The volatility check zone of 24-32 pips in a senior trend requires the market to show strength. All buy-side volatility expansions (10-sample) are suspect My chosen proxy would be lows above the 8 EMO. Less than 3 consec. is a no-go.
In every example I have there are at least 130 pips to be had from the swing low.
Only one example for the price pulling back to the breakout, so drawdown if any, would be limited.
The thick white line is the level to clear.
If you get a drop first, that’s a head start for a discount initial position. Add the rest on the break.
History:
New release:
The one example of a 40-pip pullback from the breakout line happened on the upside. I would go with 4 pips out not to be picked up for this kind of choking. The line was not hit (on a bid chart) but this does not mean that the broker does not slip you into the sucker trade.
Here are the 3 Shapes that were printed at the lower 240 BB from the last 1600 samples.
What do you notice about the location of the Municipal trench (Orange, daily E-9)?
80 pips from the low put the price over it every time.
Currently, the E-9 is still too far (not within 80 pips for sure). The breakout did happen, but overall an inside day was made not getting to the previous day’s high. If the trendline was to get a backtest, that would mean the price going back to the lower Bollinger to mark time.
Lower low?
I have to say that 1.0797 is attainable now. At the same time, I do not have examples where a black print marked the end of a move.
RSI2[i+1]<5 && RSI2[i]>5 && RSI2[i+6]<5
The RSI sequence seems incomplete.

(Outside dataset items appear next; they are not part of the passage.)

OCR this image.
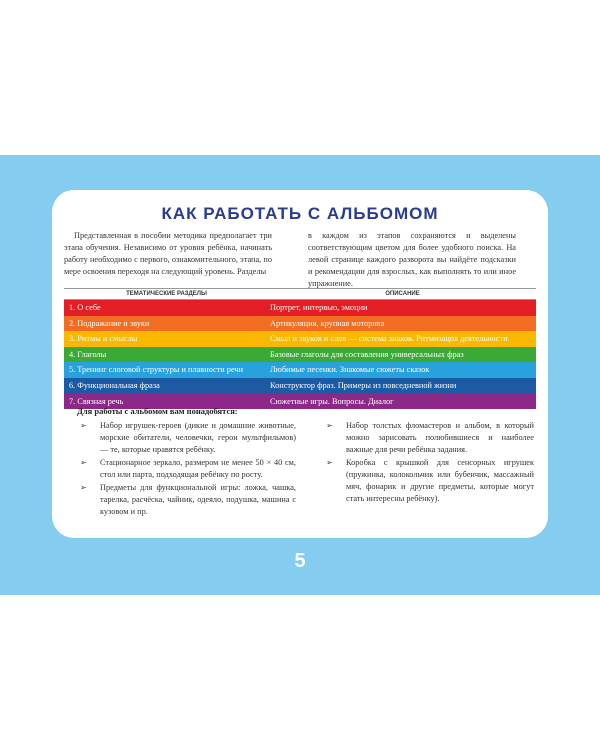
КАК РАБОТАТЬ С АЛЬБОМОМ
Представленная в пособии методика предполагает три этапа обучения. Независимо от уровня ребёнка, начинать работу необходимо с первого, ознакомительного, этапа, по мере освоения переходя на следующий уровень. Разделы
в каждом из этапов сохраняются и выделены соответствующим цветом для более удобного поиска. На левой странице каждого разворота вы найдёте подсказки и рекомендации для взрослых, как выполнять то или иное упражнение.
ТЕМАТИЧЕСКИЕ РАЗДЕЛЫ	ОПИСАНИЕ
1. О себе	Портрет, интервью, эмоции
2. Подражание и звуки	Артикуляция, крупная моторика
3. Ритмы и смыслы	Смыл и звуков и слов — система знаков. Ритмизация деятельности
4. Глаголы	Базовые глаголы для составления универсальных фраз
5. Тренинг слоговой структуры и плавности речи	Любимые песенки. Знакомые сюжеты сказок
6. Функциональная фраза	Конструктор фраз. Примеры из повседневной жизни
7. Связная речь	Сюжетные игры. Вопросы. Диалог
Для работы с альбомом вам понадобятся:
➢ Набор игрушек-героев (дикие и домашние животные, морские обитатели, человечки, герои мультфильмов) — те, которые нравятся ребёнку.
➢ Стационарное зеркало, размером не менее 50 × 40 см, стол или парта, подходящая ребёнку по росту.
➢ Предметы для функциональной игры: ложка, чашка, тарелка, расчёска, чайник, одеяло, подушка, машина с кузовом и пр.
➢ Набор толстых фломастеров и альбом, в который можно зарисовать полюбившиеся и наиболее важные для речи ребёнка задания.
➢ Коробка с крышкой для сенсорных игрушек (пружинка, колокольчик или бубенчик, массажный мяч, фонарик и другие предметы, которые могут стать интересны ребёнку).
5
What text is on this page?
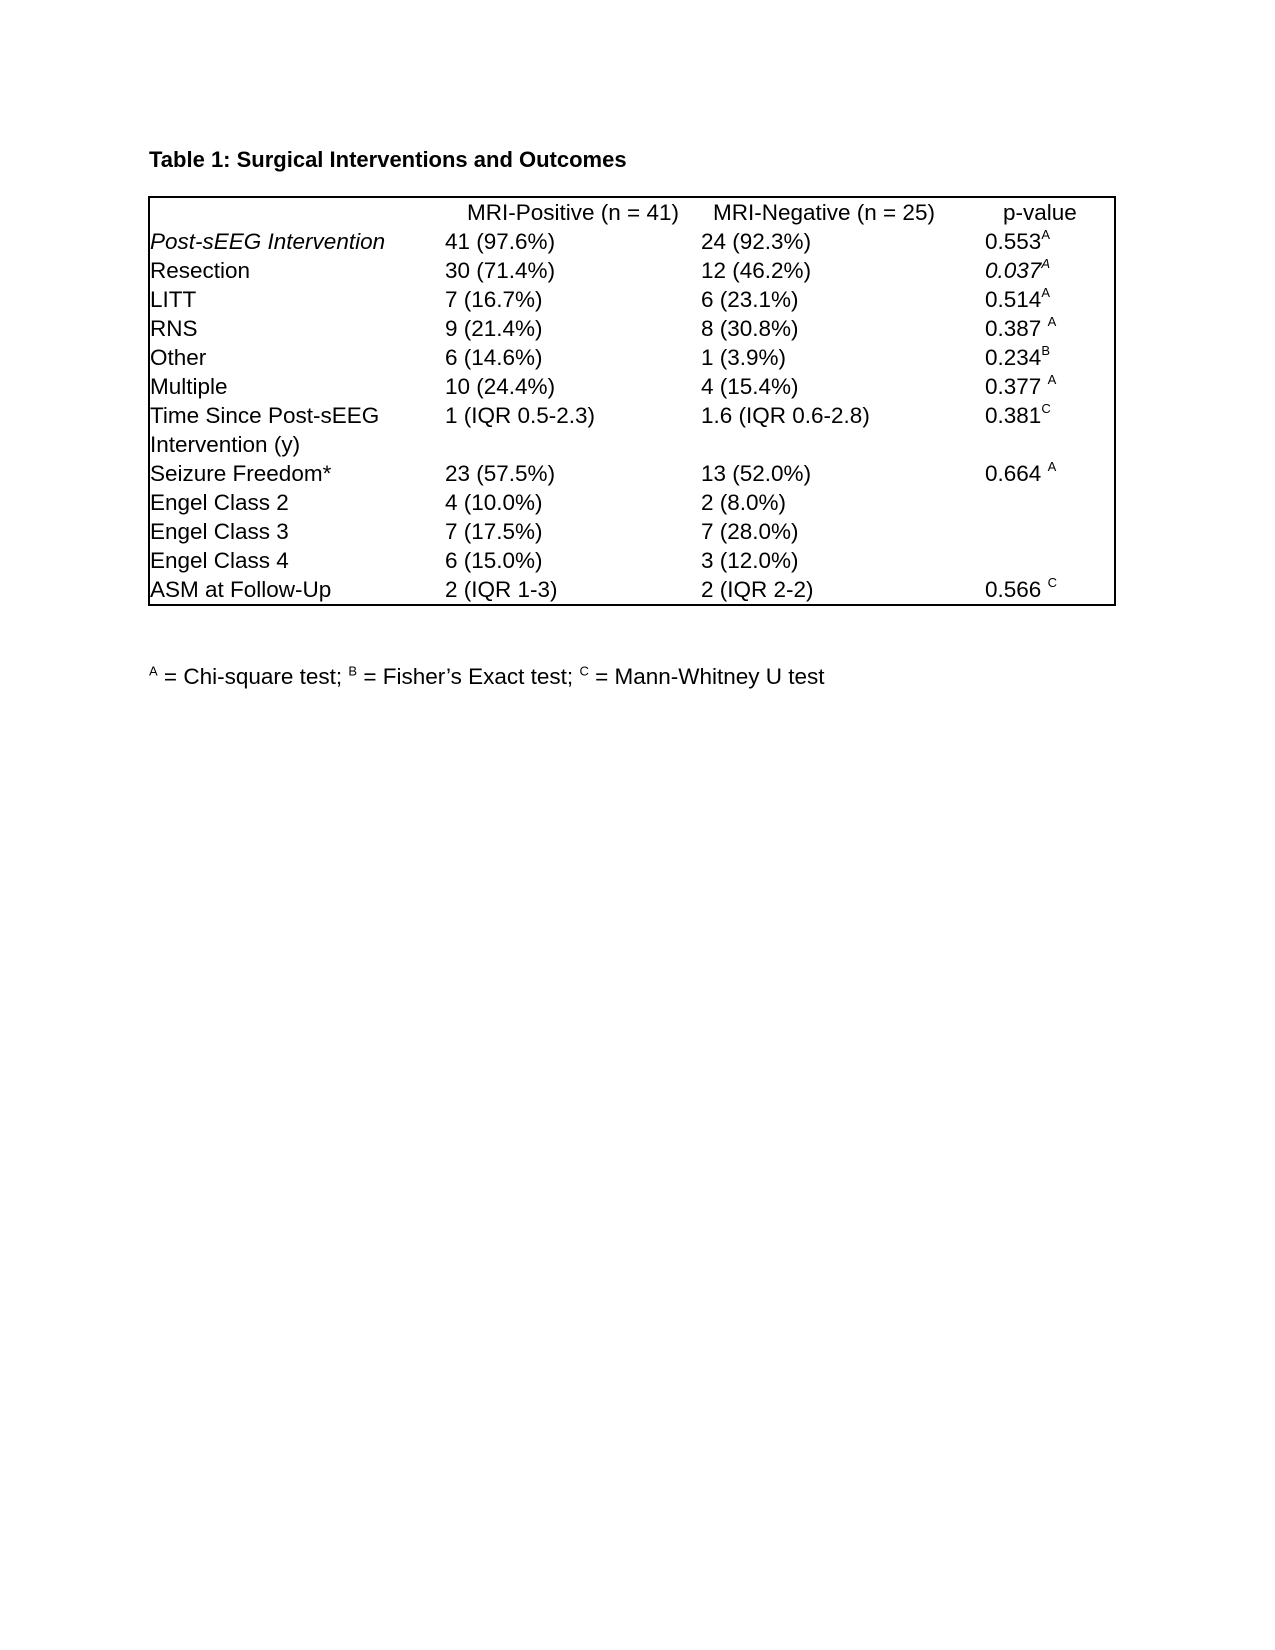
Table 1: Surgical Interventions and Outcomes
	MRI-Positive (n = 41)	MRI-Negative (n = 25)	p-value
Post-sEEG Intervention	41 (97.6%)	24 (92.3%)	$0.553^A$
Resection	30 (71.4%)	12 (46.2%)	$0.037^A$
LITT	7 (16.7%)	6 (23.1%)	$0.514^A$
RNS	9 (21.4%)	8 (30.8%)	0.387 $^A$
Other	6 (14.6%)	1 (3.9%)	$0.234^B$
Multiple	10 (24.4%)	4 (15.4%)	0.377 $^A$
Time Since Post-sEEG Intervention (y)	1 (IQR 0.5-2.3)	1.6 (IQR 0.6-2.8)	$0.381^C$
Seizure Freedom*	23 (57.5%)	13 (52.0%)	0.664 $^A$
Engel Class 2	4 (10.0%)	2 (8.0%)	
Engel Class 3	7 (17.5%)	7 (28.0%)	
Engel Class 4	6 (15.0%)	3 (12.0%)	
ASM at Follow-Up	2 (IQR 1-3)	2 (IQR 2-2)	0.566 $^C$
$^A$ = Chi-square test; $^B$ = Fisher’s Exact test; $^C$ = Mann-Whitney U test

The bow back count started with that yellow 1 upon hitting 2.5x stretch.
This is how the situation was handled on the upside when the 3rd magenta block took the price too far away from the E-9 (green V):
50 pips down then 40 back up. A mini bow back.
There was time burnt. The measuring point was brought closer by a pullback not reaching the swing high.
So both the E-9 got closer and the reference point (to measure from) as well.
If somehow a lower low would end up being made, that would prolong the affair even further.
These are the two possibilities in my mind at the moment. A gap down would be wasting time, which is in need here.
In 16-18 hours the highest point printed would be your entry. You want to do this to avoid a drawdown, to put up size.
Your target would be 125 pips to 145 pips (based on stats) from the low, 1.0935+
The sliding white line with the arrows is to help you understand that resistance can be dynamic, measured from a 10-sample hourly low in pips. The fact that there are two cross downs – I start the count after the first one.